From here, make an .env.development file in your project-name-frontend directory, add it to your .gitignore file, and add this environment variable there:

REACT_APP_BASE_API_URL='http://localhost:3000/'

This should enable your frontend to properly fetch from your backend, from the local server in development and your heroku app in production!

But, there’s a problem here–the backend doesn’t know to accept requests from your Netlify frontend yet! We have to go back and do more configuration there.

A note about Netlify:

Before I go any further, I want to briefly mention that while Netlify loads faster than Heroku when first navigating to the live site, Netlify is definitely slower than Heroku to update after you’ve run git push and pushed changes through to it. I ran into a lot of issues debugging in deployment just because Netlify hadn’t loaded the (working!) update I’d made to my code yet.

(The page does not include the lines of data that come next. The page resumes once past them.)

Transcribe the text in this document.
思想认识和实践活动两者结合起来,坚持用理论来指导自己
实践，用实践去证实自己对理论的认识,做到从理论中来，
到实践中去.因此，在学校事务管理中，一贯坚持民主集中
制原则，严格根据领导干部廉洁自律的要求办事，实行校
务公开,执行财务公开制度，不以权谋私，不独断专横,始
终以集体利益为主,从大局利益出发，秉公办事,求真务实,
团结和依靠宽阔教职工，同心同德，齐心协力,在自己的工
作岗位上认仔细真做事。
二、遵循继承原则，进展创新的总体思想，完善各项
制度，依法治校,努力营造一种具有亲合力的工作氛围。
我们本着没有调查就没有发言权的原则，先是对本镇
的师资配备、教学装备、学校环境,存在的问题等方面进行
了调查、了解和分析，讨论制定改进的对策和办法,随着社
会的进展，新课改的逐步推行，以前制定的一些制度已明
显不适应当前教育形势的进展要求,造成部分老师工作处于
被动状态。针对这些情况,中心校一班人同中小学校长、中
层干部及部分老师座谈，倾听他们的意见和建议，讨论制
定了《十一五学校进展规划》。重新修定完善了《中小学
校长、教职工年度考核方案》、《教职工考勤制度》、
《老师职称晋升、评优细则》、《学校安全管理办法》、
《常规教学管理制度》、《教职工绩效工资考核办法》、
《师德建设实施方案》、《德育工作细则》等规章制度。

So if you are refreshing your Netlify frontend to see if something has worked, you might need to wait a few minutes for the update to take!

More backend configuration

Assuming your app was working in development before this, you should have your /config/initializers/cors.rb file configured. The cors file is where we tell the backend what requests to accept, so this is what needs to be reconfigured to get the Heroku app to accept fetch requests from the Netlify app.

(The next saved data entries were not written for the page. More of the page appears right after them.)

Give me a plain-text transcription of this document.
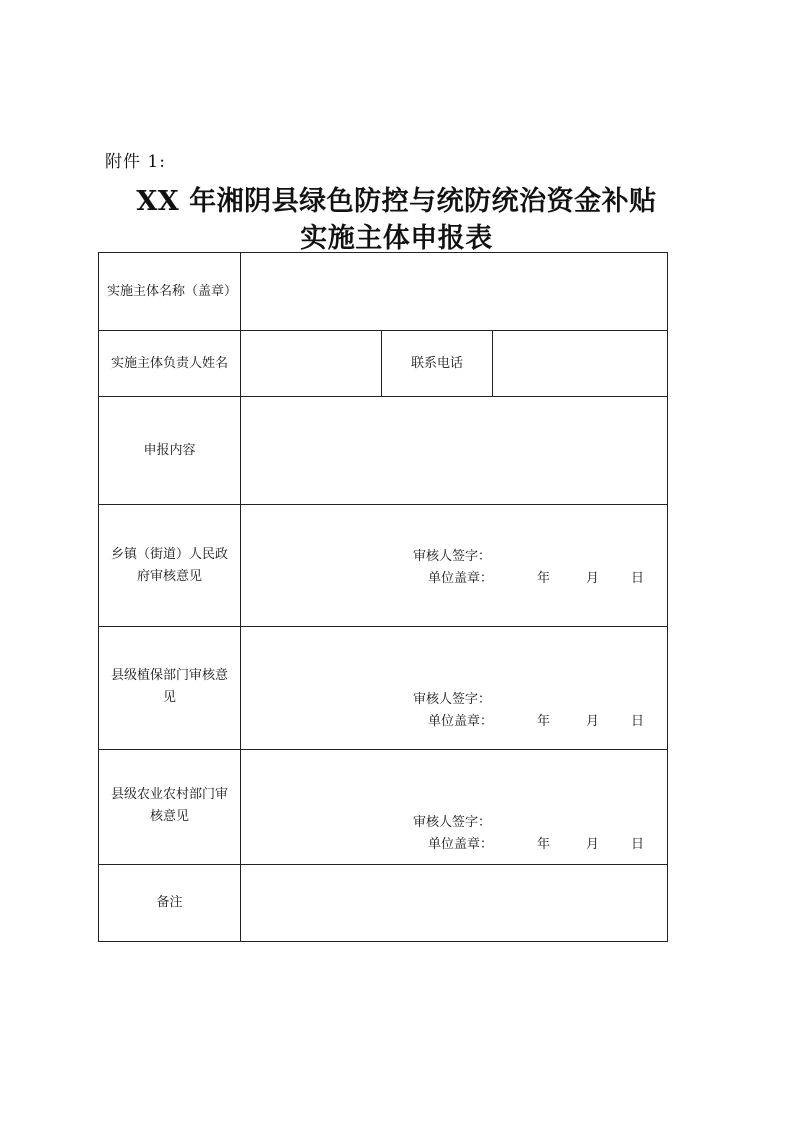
附件 1:
XX 年湘阴县绿色防控与统防统治资金补贴
实施主体申报表
实施主体名称（盖章）			
实施主体负责人姓名		联系电话	
申报内容			

乡镇（街道）人民政府审核意见	审核人签字：
单位盖章： 年 月 日		

县级植保部门审核意见	审核人签字：
单位盖章： 年 月 日		

县级农业农村部门审核意见	审核人签字：
单位盖章： 年 月 日		

备注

Rails.application.config.middleware.insert_before 0, Rack::Cors do
  allow do
    origins ENV['FRONT_END_URL']

    resource '*',
      headers: :any,
      methods: [:get, :post, :put, :patch, :delete, :options, :head],
      credentials: true
  end
end

Setting the cors file to allow origins ENV['FRONT_END_URL'] means it will allow requests from whatever that environment variable is set to in .env in development, and whatever that environment variable is set to on Heroku in production.

Add this line to your .env file (assuming you’ve set your port to 3001 on the frontend like I did):

FRONT_END_URL='http://localhost:3001'

On the Heroku dashboard, go into settings, down to Config Vars, and create a new FRONT_END_URL config variable and set it to your Netlify app URL.

Remember, modifications to the cors.rb file mean you need to restart your Rails server on the backend, and also, the change may take a minute or two to take effect in your Heroku app file too.

But, this is it! Both apps have been deployed, and should be working properly!

The Redux issue

Or, so I thought until I proudly sent the link to my website to the novel contest’s organizer only to hear my beautiful app was only showing a blank page. Some poking around on my end trying to pull up the app in different browsers revealed I had the same problem too: the app was only displaying properly in Chrome.

Eventually I figured it out: Redux Devtools, which were amazingly helpful while putting together my app, somehow meant that the app wasn’t visible for any browser that did not have the devtools installed. I’m sure there’s a way of configuring this so the devtools are included in development and not in production, but facing a deadline, I just removed them and everything worked fine.

My code for creating my Redux store went from this:

const store = createStore(rootReducer, compose(applyMiddleware(thunk), window.__REDUX_DEVTOOLS_EXTENSION__ && window.__REDUX_DEVTOOLS_EXTENSION__()))

to this:

const store = createStore(rootReducer, applyMiddleware(thunk))

And everything worked!

I hope this is helpful to anyone else looking to deploy React/Rails apps!